Devenir joueur de football professionnel fait aujourd'hui rêver de très nombreux jeunes. Mais voilà que les chances d'y parvenir sont toutefois très faibles. Ils seront donc nombreux à être au final déçus et ne pas y arriver. Pour les parents, il faut donc vivre avec cela et ce n'est pas simple. Mélissa Theuriau peut en témoigner, elle dont le fils, Léon Debbouze, évolue au niveau amateur avec le PSG.

« Je vois bien l’espoir démesuré, la passion, l’abnégation qu’il y a »

« J’ai un fils qui joue en milieu amateur et je vois bien l’espoir démesuré, la passion, l’abnégation qu’il y a. Pour combien de chances finalement de faire partie d’un monde professionnel ? Et c’est ça qui effraie aussi et qui peut paraître démesuré », a expliqué dans un premier temps Mélissa Theuriau sur le plateau de Clique, venue présenter son documentaire "Tu seras un pro mon fils".

« C’est devenu une obsession, moi ça m’effraie »

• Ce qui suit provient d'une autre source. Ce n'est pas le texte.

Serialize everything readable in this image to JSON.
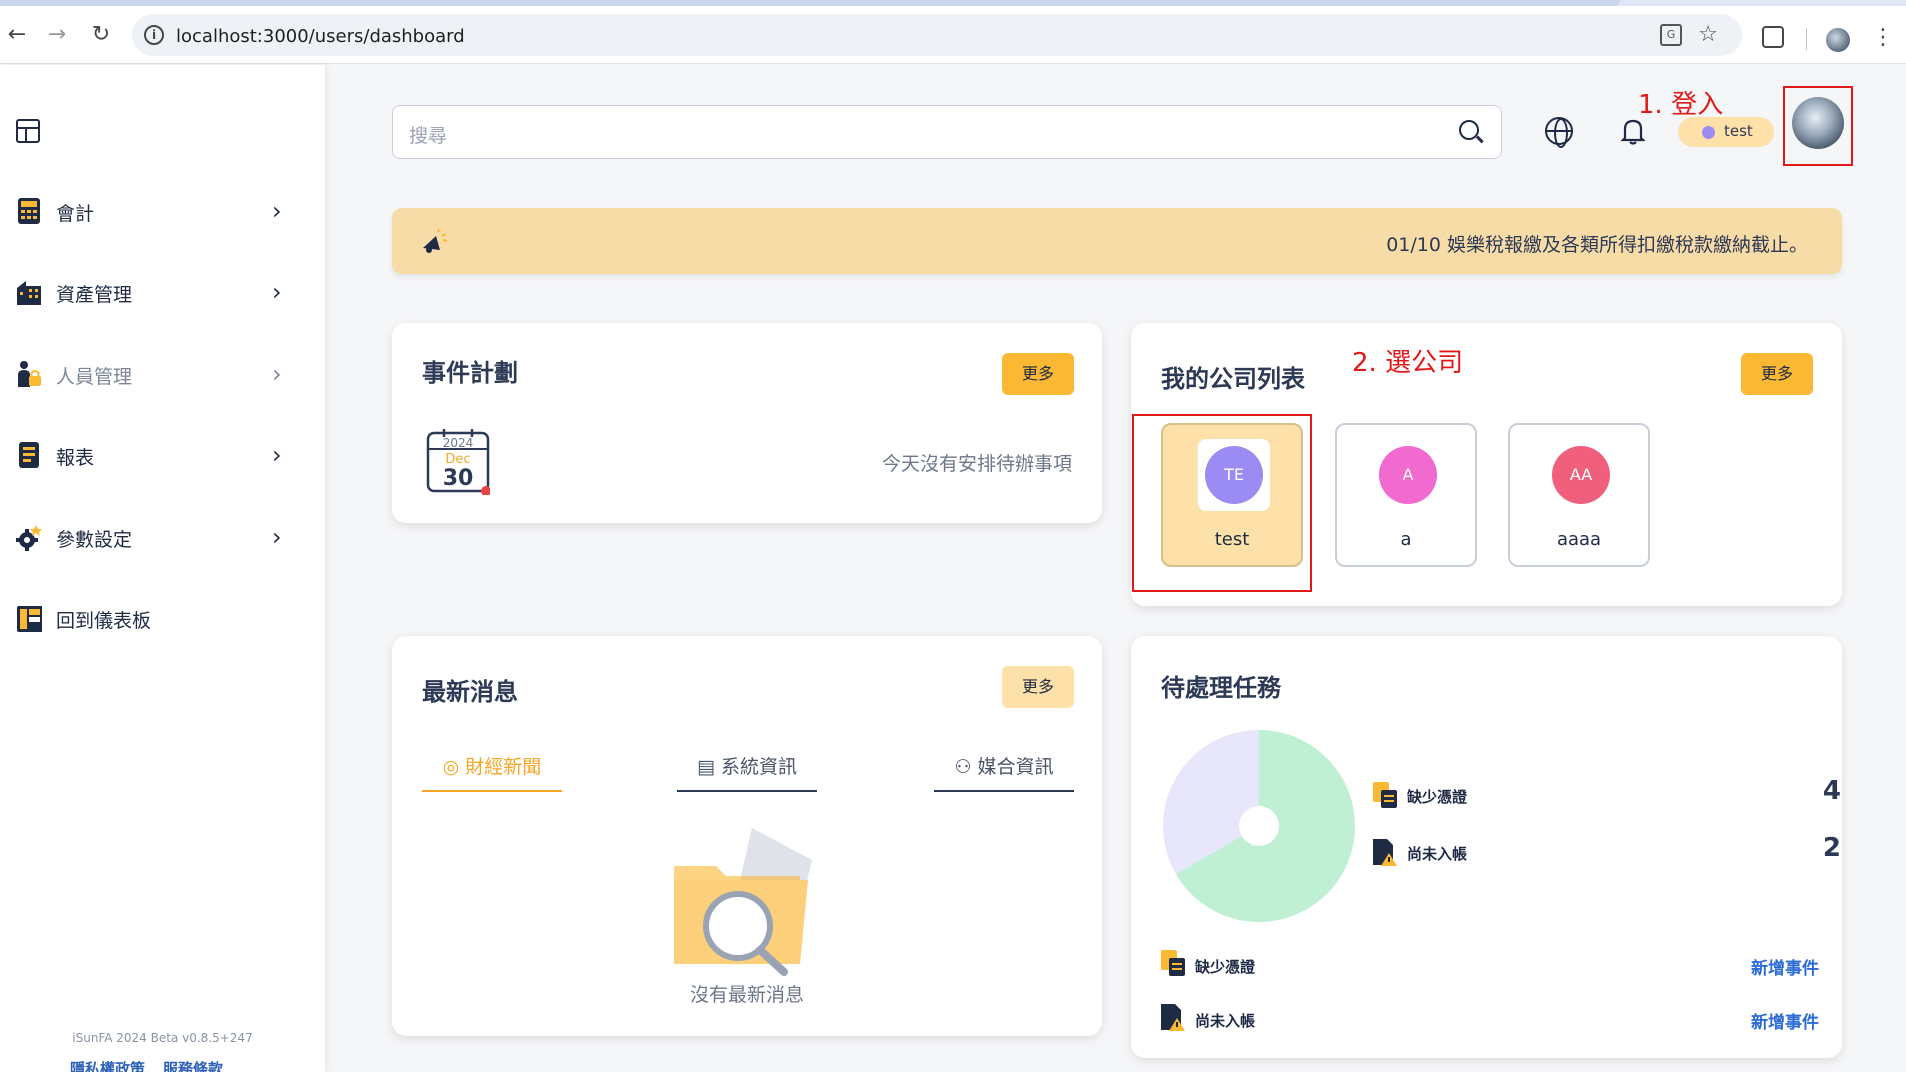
{
  "browser": {
    "url": "localhost:3000/users/dashboard"
  },
  "sidebar": {
    "items": [
      {
        "label": "會計",
        "icon": "calculator-icon"
      },
      {
        "label": "資產管理",
        "icon": "building-icon"
      },
      {
        "label": "人員管理",
        "icon": "person-lock-icon"
      },
      {
        "label": "報表",
        "icon": "report-icon"
      },
      {
        "label": "參數設定",
        "icon": "settings-icon"
      },
      {
        "label": "回到儀表板",
        "icon": "dashboard-icon"
      }
    ],
    "version": "iSunFA 2024 Beta v0.8.5+247",
    "links": [
      "隱私權政策",
      "服務條款"
    ]
  },
  "header": {
    "search_placeholder": "搜尋",
    "user_name": "test"
  },
  "annotations": {
    "login": "1. 登入",
    "select_company": "2. 選公司"
  },
  "banner": {
    "message": "01/10 娛樂稅報繳及各類所得扣繳稅款繳納截止。"
  },
  "events": {
    "title": "事件計劃",
    "more": "更多",
    "calendar": {
      "year": "2024",
      "month": "Dec",
      "day": "30"
    },
    "empty": "今天沒有安排待辦事項"
  },
  "companies": {
    "title": "我的公司列表",
    "more": "更多",
    "items": [
      {
        "initials": "TE",
        "name": "test",
        "color": "#9a8cf2"
      },
      {
        "initials": "A",
        "name": "a",
        "color": "#f06ad0"
      },
      {
        "initials": "AA",
        "name": "aaaa",
        "color": "#f0607c"
      }
    ]
  },
  "news": {
    "title": "最新消息",
    "more": "更多",
    "tabs": [
      "財經新聞",
      "系統資訊",
      "媒合資訊"
    ],
    "empty": "沒有最新消息"
  },
  "tasks": {
    "title": "待處理任務",
    "legend": [
      {
        "label": "缺少憑證",
        "value": "4"
      },
      {
        "label": "尚未入帳",
        "value": "2"
      }
    ],
    "rows": [
      {
        "label": "缺少憑證",
        "action": "新增事件"
      },
      {
        "label": "尚未入帳",
        "action": "新增事件"
      }
    ]
  },
  "chart_data": {
    "type": "pie",
    "categories": [
      "缺少憑證",
      "尚未入帳"
    ],
    "values": [
      4,
      2
    ],
    "colors": [
      "#bff0d4",
      "#e8e6fa"
    ],
    "style": "donut"
  }
}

Mélissa Theuriau a ensuite confié : « Mon garçon, mon aîné, il s’est mis au foot tardivement. Donc ça n’a rien à voir avec le fait de jouer au ballon tout petit. Mais c’est devenu une obsession, moi ça m’effraie. Moi, je suis comme Wil (le père de Kylian Mbappé) et comme beaucoup de parents qui veulent d’abord qu’ils réussissent son bac et qu’il trouve peut-être une voie. Mais en même temps, ça me fascine et je trouve ça beau de voir un enfant qui malgré les non-sélections, (...) malgré beaucoup de frustrations, qu’il pleuve, qu’il neige, qu’il grêle - c’est un grand maintenant, il a 17 ans - il y va, il croit en son rêve et en destin, il fera quelque chose de tout ça, même si ce n’est pas du football. Je trouve que c’est aussi se projeter dans un avenir ».